I spun my ass off.  My luck was starting to really turn around.  Later, I saw a contest on Instagram put on by a local race series.  They wanted us to tag our training photos using their hashtags and the winner would get a free race entry.  I had been wanting to run the marathon but was still having a hard time financially after the divorce.  A $120 marathon just wasn’t in my budget.  So I started tagging all of my training photos and guess the f*ck what?!  I won the contest.  I won an entry to the Downtown River Run Marathon.  I now had a goal, something to focus on and train for.  I continued to spin and log miles.  Funny thing about this race, it’s a Boston Qualifier.  Boston was now back in the forefront.  

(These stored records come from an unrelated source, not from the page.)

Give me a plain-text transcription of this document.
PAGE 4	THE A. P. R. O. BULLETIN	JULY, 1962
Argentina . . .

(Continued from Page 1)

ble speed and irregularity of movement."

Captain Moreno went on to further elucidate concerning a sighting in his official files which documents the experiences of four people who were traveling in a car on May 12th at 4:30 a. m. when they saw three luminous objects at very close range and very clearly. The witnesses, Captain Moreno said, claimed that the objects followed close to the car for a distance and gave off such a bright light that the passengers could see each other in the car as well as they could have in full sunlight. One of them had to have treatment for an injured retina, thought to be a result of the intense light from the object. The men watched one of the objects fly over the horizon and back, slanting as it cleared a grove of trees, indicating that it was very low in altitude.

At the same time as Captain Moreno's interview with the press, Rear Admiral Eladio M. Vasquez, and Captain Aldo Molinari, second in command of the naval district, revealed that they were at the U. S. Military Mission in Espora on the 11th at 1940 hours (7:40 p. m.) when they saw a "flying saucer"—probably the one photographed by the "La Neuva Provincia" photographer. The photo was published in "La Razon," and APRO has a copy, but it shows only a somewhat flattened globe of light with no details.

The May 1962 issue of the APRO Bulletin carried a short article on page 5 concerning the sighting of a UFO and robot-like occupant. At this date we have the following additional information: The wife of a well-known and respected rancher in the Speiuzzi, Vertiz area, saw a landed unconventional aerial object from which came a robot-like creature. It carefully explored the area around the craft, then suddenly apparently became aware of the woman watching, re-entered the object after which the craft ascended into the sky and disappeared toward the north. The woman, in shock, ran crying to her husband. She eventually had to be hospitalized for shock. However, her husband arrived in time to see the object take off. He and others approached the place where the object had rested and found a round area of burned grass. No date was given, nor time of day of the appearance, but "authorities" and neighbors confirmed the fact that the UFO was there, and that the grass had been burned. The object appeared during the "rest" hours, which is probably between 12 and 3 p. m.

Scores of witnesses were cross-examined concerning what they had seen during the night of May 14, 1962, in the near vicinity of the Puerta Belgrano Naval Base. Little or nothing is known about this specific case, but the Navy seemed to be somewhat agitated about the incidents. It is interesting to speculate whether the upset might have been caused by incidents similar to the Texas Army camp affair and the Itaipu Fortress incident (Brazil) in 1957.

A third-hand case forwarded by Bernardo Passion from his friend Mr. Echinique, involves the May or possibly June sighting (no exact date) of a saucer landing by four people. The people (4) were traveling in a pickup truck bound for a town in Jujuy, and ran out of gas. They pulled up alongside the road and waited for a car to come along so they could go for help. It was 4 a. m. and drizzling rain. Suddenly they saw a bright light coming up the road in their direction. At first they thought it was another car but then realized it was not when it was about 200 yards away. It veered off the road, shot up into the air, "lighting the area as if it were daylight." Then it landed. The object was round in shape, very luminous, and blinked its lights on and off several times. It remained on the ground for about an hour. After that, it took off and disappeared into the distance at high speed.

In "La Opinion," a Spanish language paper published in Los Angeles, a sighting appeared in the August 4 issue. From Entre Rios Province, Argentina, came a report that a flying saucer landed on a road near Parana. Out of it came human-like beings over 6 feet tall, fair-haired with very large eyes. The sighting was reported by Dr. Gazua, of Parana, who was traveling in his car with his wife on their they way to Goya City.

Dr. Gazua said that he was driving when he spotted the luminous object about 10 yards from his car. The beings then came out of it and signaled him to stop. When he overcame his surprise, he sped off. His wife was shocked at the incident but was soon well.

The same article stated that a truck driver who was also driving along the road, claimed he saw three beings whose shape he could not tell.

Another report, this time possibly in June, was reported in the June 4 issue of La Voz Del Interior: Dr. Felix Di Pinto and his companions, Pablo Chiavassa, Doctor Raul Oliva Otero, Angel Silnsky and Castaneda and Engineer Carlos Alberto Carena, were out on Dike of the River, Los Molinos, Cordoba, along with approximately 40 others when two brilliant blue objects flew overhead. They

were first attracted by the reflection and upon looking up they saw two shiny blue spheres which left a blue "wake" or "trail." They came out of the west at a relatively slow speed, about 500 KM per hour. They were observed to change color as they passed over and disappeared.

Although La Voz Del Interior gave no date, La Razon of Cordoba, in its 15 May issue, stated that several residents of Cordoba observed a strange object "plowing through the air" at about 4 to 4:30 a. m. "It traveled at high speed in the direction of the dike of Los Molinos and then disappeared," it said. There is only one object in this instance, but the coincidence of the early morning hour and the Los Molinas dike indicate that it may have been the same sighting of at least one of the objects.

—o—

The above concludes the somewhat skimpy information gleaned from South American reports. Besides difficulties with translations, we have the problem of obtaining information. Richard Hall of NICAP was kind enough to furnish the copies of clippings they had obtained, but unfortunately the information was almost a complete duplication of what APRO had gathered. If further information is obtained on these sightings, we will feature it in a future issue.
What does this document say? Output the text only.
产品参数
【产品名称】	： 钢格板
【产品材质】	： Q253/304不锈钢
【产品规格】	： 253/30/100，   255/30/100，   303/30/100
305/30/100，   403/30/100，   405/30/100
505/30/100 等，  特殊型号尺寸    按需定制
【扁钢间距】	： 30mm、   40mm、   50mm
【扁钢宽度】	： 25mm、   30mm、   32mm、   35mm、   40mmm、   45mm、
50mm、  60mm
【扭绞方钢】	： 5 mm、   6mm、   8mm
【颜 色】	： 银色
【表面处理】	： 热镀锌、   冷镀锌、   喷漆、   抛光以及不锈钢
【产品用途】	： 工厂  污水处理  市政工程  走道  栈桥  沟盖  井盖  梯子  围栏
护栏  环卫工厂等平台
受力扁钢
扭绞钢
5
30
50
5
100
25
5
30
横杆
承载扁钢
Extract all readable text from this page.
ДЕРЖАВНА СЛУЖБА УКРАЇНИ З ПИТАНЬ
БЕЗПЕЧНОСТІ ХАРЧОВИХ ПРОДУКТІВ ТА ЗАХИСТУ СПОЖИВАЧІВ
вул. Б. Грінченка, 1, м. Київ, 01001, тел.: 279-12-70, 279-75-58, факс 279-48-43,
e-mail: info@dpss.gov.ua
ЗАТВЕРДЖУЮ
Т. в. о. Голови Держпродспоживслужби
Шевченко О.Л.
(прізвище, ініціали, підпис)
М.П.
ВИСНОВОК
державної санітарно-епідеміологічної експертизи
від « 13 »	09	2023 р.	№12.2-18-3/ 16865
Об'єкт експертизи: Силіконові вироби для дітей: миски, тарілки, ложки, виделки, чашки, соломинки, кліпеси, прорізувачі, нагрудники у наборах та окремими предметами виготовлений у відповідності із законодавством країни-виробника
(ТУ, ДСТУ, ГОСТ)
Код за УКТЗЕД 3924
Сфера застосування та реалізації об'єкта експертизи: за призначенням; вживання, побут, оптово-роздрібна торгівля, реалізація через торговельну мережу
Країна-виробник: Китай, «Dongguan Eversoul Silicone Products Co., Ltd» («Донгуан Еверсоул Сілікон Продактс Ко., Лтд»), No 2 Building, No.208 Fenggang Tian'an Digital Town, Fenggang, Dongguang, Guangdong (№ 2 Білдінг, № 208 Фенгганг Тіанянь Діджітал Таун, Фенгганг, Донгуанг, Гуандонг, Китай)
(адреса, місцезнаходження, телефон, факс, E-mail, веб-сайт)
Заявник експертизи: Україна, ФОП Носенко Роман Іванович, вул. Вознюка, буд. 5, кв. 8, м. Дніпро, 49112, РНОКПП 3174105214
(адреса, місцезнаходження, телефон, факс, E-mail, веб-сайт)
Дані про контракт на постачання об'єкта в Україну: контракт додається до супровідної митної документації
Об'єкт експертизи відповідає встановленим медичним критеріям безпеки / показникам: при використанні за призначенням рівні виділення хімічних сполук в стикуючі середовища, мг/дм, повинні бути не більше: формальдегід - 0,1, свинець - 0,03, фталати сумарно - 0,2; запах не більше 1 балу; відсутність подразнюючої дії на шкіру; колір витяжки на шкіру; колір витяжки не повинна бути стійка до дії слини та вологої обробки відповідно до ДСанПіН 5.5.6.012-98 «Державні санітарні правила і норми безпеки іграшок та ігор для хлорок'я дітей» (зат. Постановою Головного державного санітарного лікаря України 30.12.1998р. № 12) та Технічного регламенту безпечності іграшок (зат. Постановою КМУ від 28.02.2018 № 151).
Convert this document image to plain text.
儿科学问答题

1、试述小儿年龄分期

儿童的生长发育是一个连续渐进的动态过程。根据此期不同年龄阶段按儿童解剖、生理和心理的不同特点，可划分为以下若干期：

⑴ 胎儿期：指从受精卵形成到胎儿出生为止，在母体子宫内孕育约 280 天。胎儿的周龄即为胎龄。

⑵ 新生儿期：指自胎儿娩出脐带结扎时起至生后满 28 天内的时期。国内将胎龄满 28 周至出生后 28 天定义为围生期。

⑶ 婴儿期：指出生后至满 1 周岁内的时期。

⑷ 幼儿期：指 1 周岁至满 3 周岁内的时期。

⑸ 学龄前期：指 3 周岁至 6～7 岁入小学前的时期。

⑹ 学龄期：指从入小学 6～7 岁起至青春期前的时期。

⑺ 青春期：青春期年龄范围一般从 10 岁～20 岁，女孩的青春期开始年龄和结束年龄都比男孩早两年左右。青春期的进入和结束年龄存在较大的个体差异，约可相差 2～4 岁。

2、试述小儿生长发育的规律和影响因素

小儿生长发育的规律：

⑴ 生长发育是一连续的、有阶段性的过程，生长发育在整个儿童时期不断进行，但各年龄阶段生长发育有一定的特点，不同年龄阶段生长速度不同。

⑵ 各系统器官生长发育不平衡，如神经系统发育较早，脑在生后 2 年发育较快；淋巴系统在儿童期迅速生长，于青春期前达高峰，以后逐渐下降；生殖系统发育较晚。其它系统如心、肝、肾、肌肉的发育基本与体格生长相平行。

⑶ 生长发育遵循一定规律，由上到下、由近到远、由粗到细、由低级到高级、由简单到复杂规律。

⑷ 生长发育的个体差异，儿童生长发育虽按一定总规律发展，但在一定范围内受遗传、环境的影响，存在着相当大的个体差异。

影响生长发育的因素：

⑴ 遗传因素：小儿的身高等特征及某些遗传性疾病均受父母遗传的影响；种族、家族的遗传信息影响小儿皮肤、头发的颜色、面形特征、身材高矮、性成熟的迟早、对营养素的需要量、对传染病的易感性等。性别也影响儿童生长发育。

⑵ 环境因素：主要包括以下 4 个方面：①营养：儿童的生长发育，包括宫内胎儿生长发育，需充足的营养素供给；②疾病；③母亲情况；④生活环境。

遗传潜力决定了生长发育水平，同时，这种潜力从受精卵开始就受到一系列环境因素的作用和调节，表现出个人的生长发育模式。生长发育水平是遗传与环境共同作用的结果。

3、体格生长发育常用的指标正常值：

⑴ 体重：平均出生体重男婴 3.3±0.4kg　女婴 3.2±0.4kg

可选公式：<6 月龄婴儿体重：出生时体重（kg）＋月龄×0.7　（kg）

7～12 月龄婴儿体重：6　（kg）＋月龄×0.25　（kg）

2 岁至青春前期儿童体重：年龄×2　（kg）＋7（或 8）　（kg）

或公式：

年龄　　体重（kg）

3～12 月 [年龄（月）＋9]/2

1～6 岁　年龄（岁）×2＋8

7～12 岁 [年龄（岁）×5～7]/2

One of my favorite things about running is that it’s yours.  No one can take it from you.  You earn every step, every mile, every medal.  Running has never let me down.  I’ve gotten everything I’ve put into it.

I knew that if I got to Boston my dad would have to come and I did.  I’m running the f*cking Boston Marathon in 2018.  Oh, and guess who’s coming watch me run it?  My dad.

I’m almost done with my Master’s, I’m a certified spin instructor, I’m getting a promotion in a month, I’m a big through Big Brothers Big Sisters of Northern Nevada and my mom and dad are going to watch me run the Boston marathon next year.  

“Move, because movements can become moments.”